I thought this book was better than Case Histories. But then I read that a long time ago and have perhaps forgotten. However, this book was great. I love how the author kept all her plates in the air and kept the story moving right along. It was easy to keep track of all the characters--and there were a lot of them! The ending was similarly great because Ms. Atkinson wrapped up everything in the end, not a single thread left dangling.
I had so enjoyed A Vintage Affair; I was quite pleased to read The Very Picture of You by the same author. And I was not disappointed.I found the descriptions about portraiture simply fascinating. I’ve never read anything about painting someone’s portrait and I think the author did a great job. The back stories about the people getting their portrait done were so interesting. If I had a complaint (which I really don’t), I wish there could have been more.The characters were fully developed and quite believable. The setting in modern day London was fascinating too as that’s some place I’ve always wanted to visit. I saw the romance coming a mile away—for some that would be a turnoff, but not for me. I enjoyed the journey immensely. I highly recommend this book to anyone who likes a good story.
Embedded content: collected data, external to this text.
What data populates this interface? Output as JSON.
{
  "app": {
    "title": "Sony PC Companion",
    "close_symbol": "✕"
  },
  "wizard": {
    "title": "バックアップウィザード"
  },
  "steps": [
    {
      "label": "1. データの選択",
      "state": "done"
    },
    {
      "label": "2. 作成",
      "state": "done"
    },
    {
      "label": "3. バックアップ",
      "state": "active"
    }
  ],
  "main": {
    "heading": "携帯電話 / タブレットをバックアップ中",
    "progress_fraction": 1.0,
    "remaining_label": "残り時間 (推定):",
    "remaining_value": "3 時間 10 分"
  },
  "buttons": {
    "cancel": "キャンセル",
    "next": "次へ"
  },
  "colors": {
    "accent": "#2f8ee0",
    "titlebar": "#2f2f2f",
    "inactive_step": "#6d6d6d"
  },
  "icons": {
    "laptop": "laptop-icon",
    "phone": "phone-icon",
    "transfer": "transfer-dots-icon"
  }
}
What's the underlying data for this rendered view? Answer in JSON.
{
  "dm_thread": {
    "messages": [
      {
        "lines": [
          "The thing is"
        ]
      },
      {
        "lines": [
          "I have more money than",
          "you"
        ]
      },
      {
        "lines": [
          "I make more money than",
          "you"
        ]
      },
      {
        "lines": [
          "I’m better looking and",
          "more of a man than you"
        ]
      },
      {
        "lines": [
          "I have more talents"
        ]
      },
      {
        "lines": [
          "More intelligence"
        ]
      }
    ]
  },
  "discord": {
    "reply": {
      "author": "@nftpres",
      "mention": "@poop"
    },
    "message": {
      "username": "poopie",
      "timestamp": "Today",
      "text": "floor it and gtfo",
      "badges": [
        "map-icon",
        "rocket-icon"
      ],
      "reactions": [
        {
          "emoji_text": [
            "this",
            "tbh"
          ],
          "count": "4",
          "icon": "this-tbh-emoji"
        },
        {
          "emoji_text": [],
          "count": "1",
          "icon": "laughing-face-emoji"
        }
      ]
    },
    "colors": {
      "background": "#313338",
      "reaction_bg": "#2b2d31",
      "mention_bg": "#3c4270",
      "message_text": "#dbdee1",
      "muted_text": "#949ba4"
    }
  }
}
I’ve read other books by Isabel Wolff and so was looking forward to reading A Vintage Affair. I was not disappointed. I won’t recap the plot as it has been done already, but I will say that the timing, the descriptions, the fullness of the characters is all so very well done. While I’m certainly not an expert on vintage fashion, I found the descriptions of the clothes fascinating and very easily pictured in my mind. This book sparked an interest in me to look further into vintage fashion. The various stories in the plot were all easily tied together. Ms. Wolff made the characters and the happenings in the story so easy to understand. The themes of forgiveness, friendship and love were beautifully done. I was especially fascinated by the story Mrs. Bell told about her experiences during World War II. There are many great characters in this story, most all of them people I would love to know. I’ve seen this book characterized as chick lit, but I think it is much more than that, a beautiful story, well told. I highly recommend it.
Shelter Me by Juliette Fay is beyond any doubt one of the best books I’ve read in the last 10 years. This is the story of Janie LaMarche and her first year as a widow with two small children. Her emotions are raw and convincing and her anger is palpable. It sounds so easy to say I felt her pain, but I did. It was real. No matter what her loved ones did for her, there was still the absence of Robbie. No one could change that. Sometimes I wanted to shake her and tell her to straighten up, sometimes give her a big atta girl, and sometimes just wanted to sit down and have a cup of coffee with her and tell her to hang in there. Because isn’t that what we all want; just to know that someone hears you and understands you?Juliette Fay has given a truly remarkable voice to her protagonist, Janie, and has allowed her to have all her emotions, all her anger, all her distrust of her family and friends. After all, they’re not nearly in as much pain as Janie and cannot know how her life has been affected. Slowly I saw Janie come to realize that she did not live in a vacuum; there were others who were affected by Robbie’s death.The characters were all true; these were all people I have known in my former New England neighborhood. I would recommend this book to anyone who wants to read a true to life story about anger and grief and survival, sometimes just making it from minute to minute. This is a book I will keep and read again, something I seldom ever do because there are so many books to read. But I feel connected to these characters and don’t want to let them out of my life just yet.